Imagine this scenario - a management meeting, discussing sales performance for the last quarter. The sales team presents their numbers from CSV files, finance brings their own Excel version - and the numbers don’t match. Instead of discussing strategy, everyone spends an hour debating which data is correct. I’ve seen this firsthand. And I assume you have too. This is not an analytical problem. It’s an organizational problem that only looks like an analytical one.
Where does this chaos come from?
In most organizations, data exists in multiple places at the same time - local files, SharePoint folders, Excel sheets sent via email or Teams, links labeled "this is the latest version". Each of these creates its own version of reality. And over time, those versions drift apart.
The result is predictable - Power BI reports break after someone renames a column, data consolidation takes days and is error-prone, sensitive files get shared unintentionally, and datasets are outdated because nobody refreshed them.
The traditional response is ETL - building pipelines that physically copy data between systems. It works - but it creates exactly what it tries to solve: more copies, delays, and failure points.
A shortcut that changes everything
In Microsoft Fabric, this problem is addressed through Shortcuts.

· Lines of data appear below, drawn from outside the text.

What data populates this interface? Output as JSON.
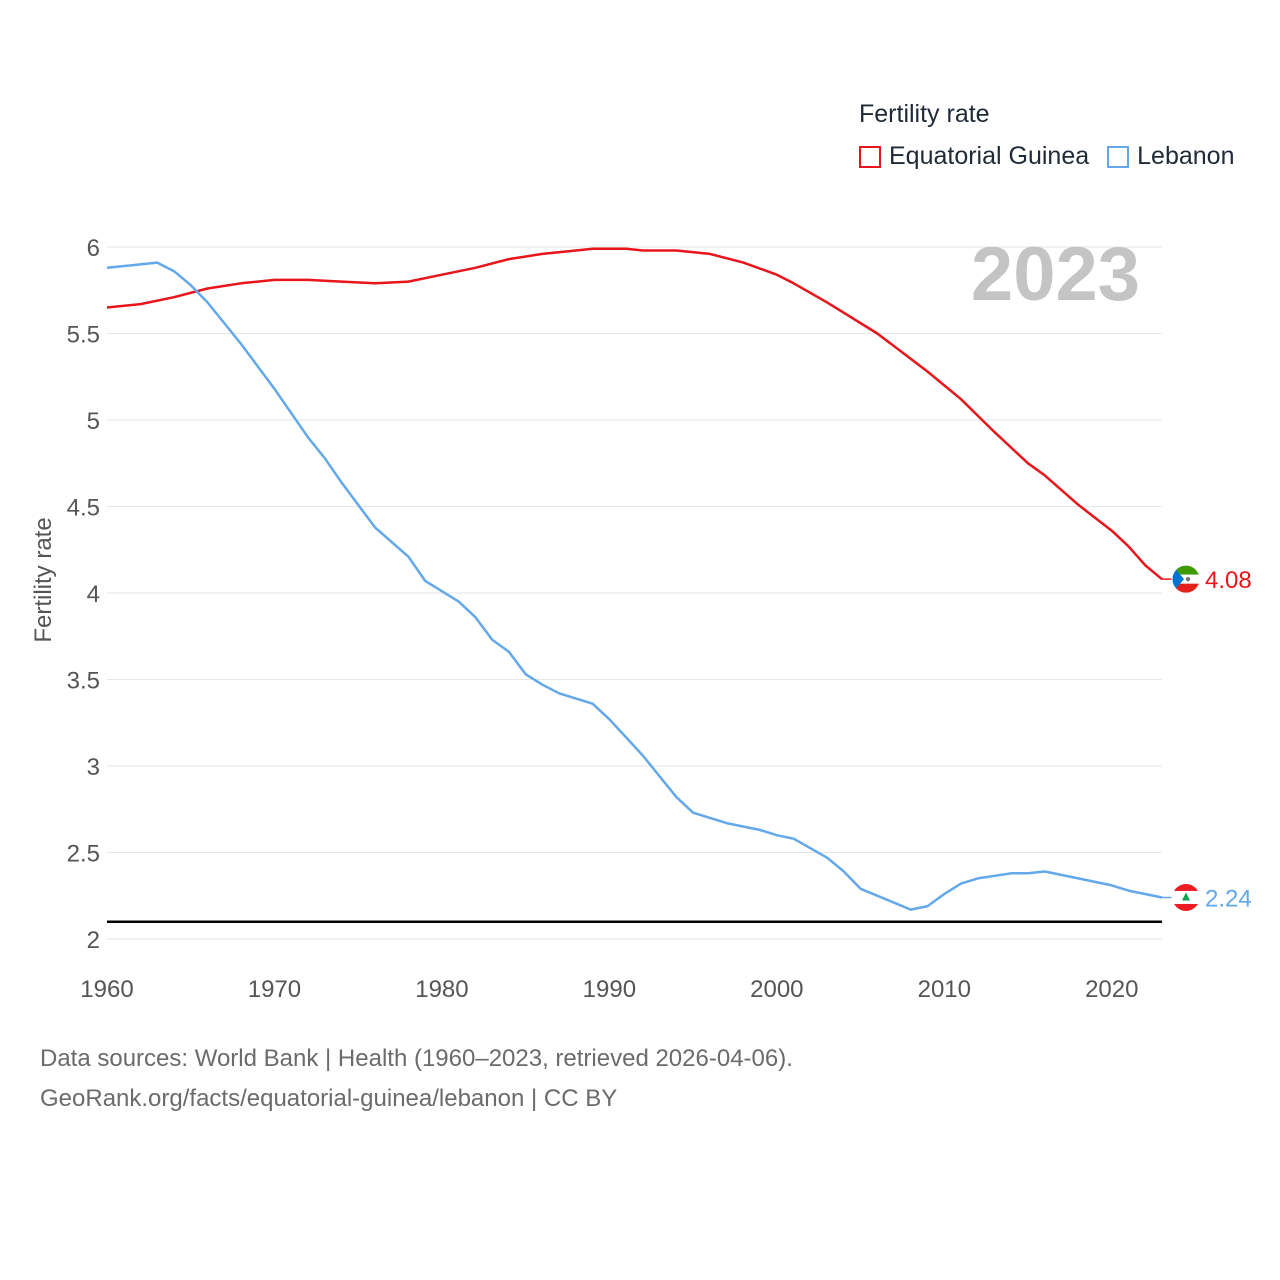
{
  "legend": {
    "title": "Fertility rate",
    "items": [
      {
        "label": "Equatorial Guinea",
        "color": "#e8151b"
      },
      {
        "label": "Lebanon",
        "color": "#63a8ea"
      }
    ]
  },
  "source": {
    "line1": "Data sources: World Bank | Health (1960–2023, retrieved 2026-04-06).",
    "line2": "GeoRank.org/facts/equatorial-guinea/lebanon | CC BY"
  },
  "chart_data": {
    "type": "line",
    "title": "",
    "year_label": "2023",
    "xlabel": "",
    "ylabel": "Fertility rate",
    "xlim": [
      1960,
      2023
    ],
    "ylim": [
      2,
      6
    ],
    "x_ticks": [
      1960,
      1970,
      1980,
      1990,
      2000,
      2010,
      2020
    ],
    "y_ticks": [
      2,
      2.5,
      3,
      3.5,
      4,
      4.5,
      5,
      5.5,
      6
    ],
    "y_tick_labels": [
      "2",
      "2.5",
      "3",
      "3.5",
      "4",
      "4.5",
      "5",
      "5.5",
      "6"
    ],
    "reference_line": 2.1,
    "grid": true,
    "series": [
      {
        "name": "Equatorial Guinea",
        "color": "#e8151b",
        "end_label": "4.08",
        "flag": "equatorial-guinea-flag-icon",
        "points": [
          [
            1960,
            5.65
          ],
          [
            1962,
            5.67
          ],
          [
            1964,
            5.71
          ],
          [
            1966,
            5.76
          ],
          [
            1968,
            5.79
          ],
          [
            1970,
            5.81
          ],
          [
            1972,
            5.81
          ],
          [
            1974,
            5.8
          ],
          [
            1976,
            5.79
          ],
          [
            1978,
            5.8
          ],
          [
            1980,
            5.84
          ],
          [
            1982,
            5.88
          ],
          [
            1984,
            5.93
          ],
          [
            1986,
            5.96
          ],
          [
            1988,
            5.98
          ],
          [
            1989,
            5.99
          ],
          [
            1991,
            5.99
          ],
          [
            1992,
            5.98
          ],
          [
            1994,
            5.98
          ],
          [
            1996,
            5.96
          ],
          [
            1998,
            5.91
          ],
          [
            2000,
            5.84
          ],
          [
            2001,
            5.79
          ],
          [
            2003,
            5.68
          ],
          [
            2006,
            5.5
          ],
          [
            2009,
            5.28
          ],
          [
            2011,
            5.12
          ],
          [
            2013,
            4.93
          ],
          [
            2015,
            4.75
          ],
          [
            2016,
            4.68
          ],
          [
            2018,
            4.51
          ],
          [
            2020,
            4.36
          ],
          [
            2021,
            4.27
          ],
          [
            2022,
            4.16
          ],
          [
            2023,
            4.08
          ]
        ]
      },
      {
        "name": "Lebanon",
        "color": "#63a8ea",
        "end_label": "2.24",
        "flag": "lebanon-flag-icon",
        "points": [
          [
            1960,
            5.88
          ],
          [
            1963,
            5.91
          ],
          [
            1964,
            5.86
          ],
          [
            1965,
            5.78
          ],
          [
            1966,
            5.68
          ],
          [
            1968,
            5.44
          ],
          [
            1970,
            5.18
          ],
          [
            1972,
            4.9
          ],
          [
            1973,
            4.78
          ],
          [
            1974,
            4.64
          ],
          [
            1976,
            4.38
          ],
          [
            1978,
            4.21
          ],
          [
            1979,
            4.07
          ],
          [
            1981,
            3.95
          ],
          [
            1982,
            3.86
          ],
          [
            1983,
            3.73
          ],
          [
            1984,
            3.66
          ],
          [
            1985,
            3.53
          ],
          [
            1986,
            3.47
          ],
          [
            1987,
            3.42
          ],
          [
            1989,
            3.36
          ],
          [
            1990,
            3.27
          ],
          [
            1992,
            3.06
          ],
          [
            1993,
            2.94
          ],
          [
            1994,
            2.82
          ],
          [
            1995,
            2.73
          ],
          [
            1997,
            2.67
          ],
          [
            1999,
            2.63
          ],
          [
            2000,
            2.6
          ],
          [
            2001,
            2.58
          ],
          [
            2003,
            2.47
          ],
          [
            2004,
            2.39
          ],
          [
            2005,
            2.29
          ],
          [
            2007,
            2.21
          ],
          [
            2008,
            2.17
          ],
          [
            2009,
            2.19
          ],
          [
            2010,
            2.26
          ],
          [
            2011,
            2.32
          ],
          [
            2012,
            2.35
          ],
          [
            2014,
            2.38
          ],
          [
            2015,
            2.38
          ],
          [
            2016,
            2.39
          ],
          [
            2018,
            2.35
          ],
          [
            2020,
            2.31
          ],
          [
            2021,
            2.28
          ],
          [
            2023,
            2.24
          ]
        ]
      }
    ]
  }
}
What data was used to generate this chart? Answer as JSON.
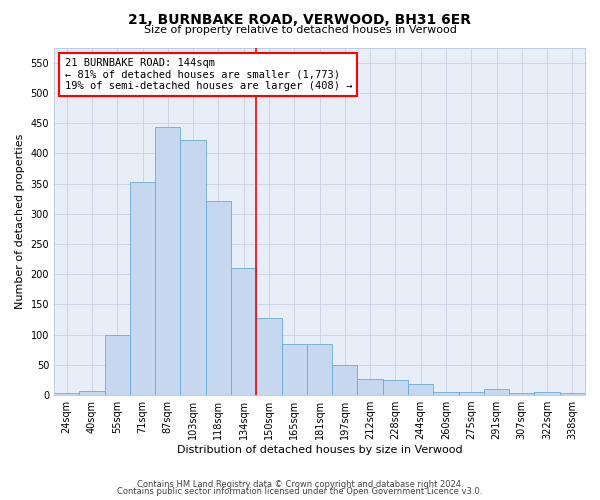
{
  "title": "21, BURNBAKE ROAD, VERWOOD, BH31 6ER",
  "subtitle": "Size of property relative to detached houses in Verwood",
  "xlabel": "Distribution of detached houses by size in Verwood",
  "ylabel": "Number of detached properties",
  "bar_labels": [
    "24sqm",
    "40sqm",
    "55sqm",
    "71sqm",
    "87sqm",
    "103sqm",
    "118sqm",
    "134sqm",
    "150sqm",
    "165sqm",
    "181sqm",
    "197sqm",
    "212sqm",
    "228sqm",
    "244sqm",
    "260sqm",
    "275sqm",
    "291sqm",
    "307sqm",
    "322sqm",
    "338sqm"
  ],
  "bar_heights": [
    4,
    7,
    100,
    353,
    444,
    422,
    321,
    210,
    128,
    85,
    85,
    49,
    27,
    25,
    18,
    5,
    5,
    10,
    4,
    5,
    3
  ],
  "bar_color": "#c5d8f0",
  "bar_edge_color": "#6aabd4",
  "annotation_text": "21 BURNBAKE ROAD: 144sqm\n← 81% of detached houses are smaller (1,773)\n19% of semi-detached houses are larger (408) →",
  "footnote1": "Contains HM Land Registry data © Crown copyright and database right 2024.",
  "footnote2": "Contains public sector information licensed under the Open Government Licence v3.0.",
  "background_color": "#ffffff",
  "plot_bg_color": "#e8eef8",
  "grid_color": "#c0cce0",
  "ylim": [
    0,
    575
  ],
  "yticks": [
    0,
    50,
    100,
    150,
    200,
    250,
    300,
    350,
    400,
    450,
    500,
    550
  ],
  "red_line_x": 7.5,
  "title_fontsize": 10,
  "subtitle_fontsize": 8,
  "ylabel_fontsize": 8,
  "xlabel_fontsize": 8,
  "tick_fontsize": 7,
  "annot_fontsize": 7.5,
  "footnote_fontsize": 6
}
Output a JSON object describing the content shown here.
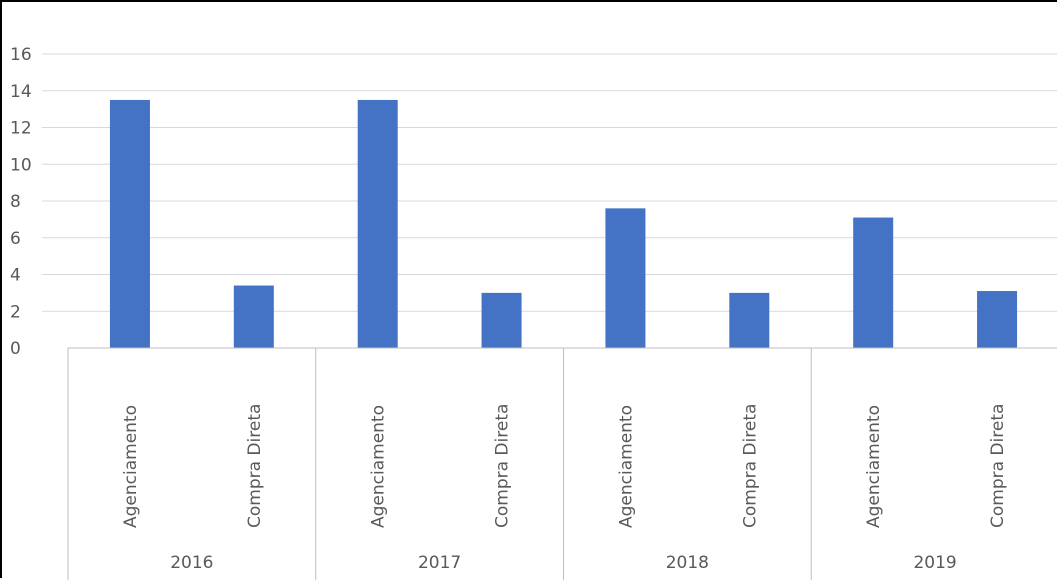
{
  "chart_data": {
    "type": "bar",
    "title": "",
    "xlabel": "",
    "ylabel": "",
    "ylim": [
      0,
      16
    ],
    "yticks": [
      0,
      2,
      4,
      6,
      8,
      10,
      12,
      14,
      16
    ],
    "grid": true,
    "legend": "none",
    "groups": [
      "2016",
      "2017",
      "2018",
      "2019"
    ],
    "categories": [
      "Agenciamento",
      "Compra Direta",
      "Agenciamento",
      "Compra Direta",
      "Agenciamento",
      "Compra Direta",
      "Agenciamento",
      "Compra Direta"
    ],
    "series": [
      {
        "values": [
          13.5,
          3.4,
          13.5,
          3.0,
          7.6,
          3.0,
          7.1,
          3.1
        ]
      }
    ],
    "bar_color": "#4472C4",
    "grid_color": "#D9D9D9",
    "axis_color": "#BFBFBF"
  }
}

A Shortcut in OneLake is a virtual pointer to data that already exists - on SharePoint, OneDrive, Azure Storage or another Lakehouse.
It doesn’t copy data.
It doesn’t move it.
It simply tells Fabric: "the data is there - treat it as if it were here".
For a business user, nothing changes - a financial controller still saves a file in Excel on SharePoint as usual. But for the data platform, that file is instantly available in the Lakehouse.
This is Zero-Copy - no duplication, no transfer, no synchronization delays. Just a logical bridge between where data lives and where it is used.
What does it look like in practice?
A financial controller saves a CSV file in a SharePoint folder. That’s it. Fabric detects the file via Shortcut and triggers an automated process: Dataflow Gen2 or a Spark Notebook validates the data, checks columns and data types, saves it in Delta Parquet format - optimized for analytics and versioning.
From that point, analysts no longer connect to slow Excel files. They connect Power BI to a centralized model in OneLake. Using Direct Lake, Power BI reads data directly from Delta files - without importing it. Reports load quickly, even with large datasets.
And the controller still works in Excel - nothing changes on their side.
One view, one source of truth
Back to the meeting scenario - if both teams used Shortcuts, their data would be processed through the same pipeline. Inconsistencies would be detected immediately - not during the meeting, but at the moment of data ingestion.
And the meeting could finally focus on strategy.
FAQ
Do Shortcuts only work with SharePoint and OneDrive?
No - they support multiple sources, including Azure Data Lake, Amazon S3, Google Cloud Storage and Dataverse.
What happens when I delete a Shortcut?
Nothing - the original data remains unchanged. A Shortcut is only a reference.
How is access controlled?
Fabric uses passthrough authentication - user permissions remain exactly as defined in the source system.
Can Shortcuts handle large data volumes?
Yes - especially with Direct Lake, which reads data directly without importing it.
What if someone changes the file structure?
A properly configured pipeline detects the issue, rejects invalid data, and prevents incorrect updates.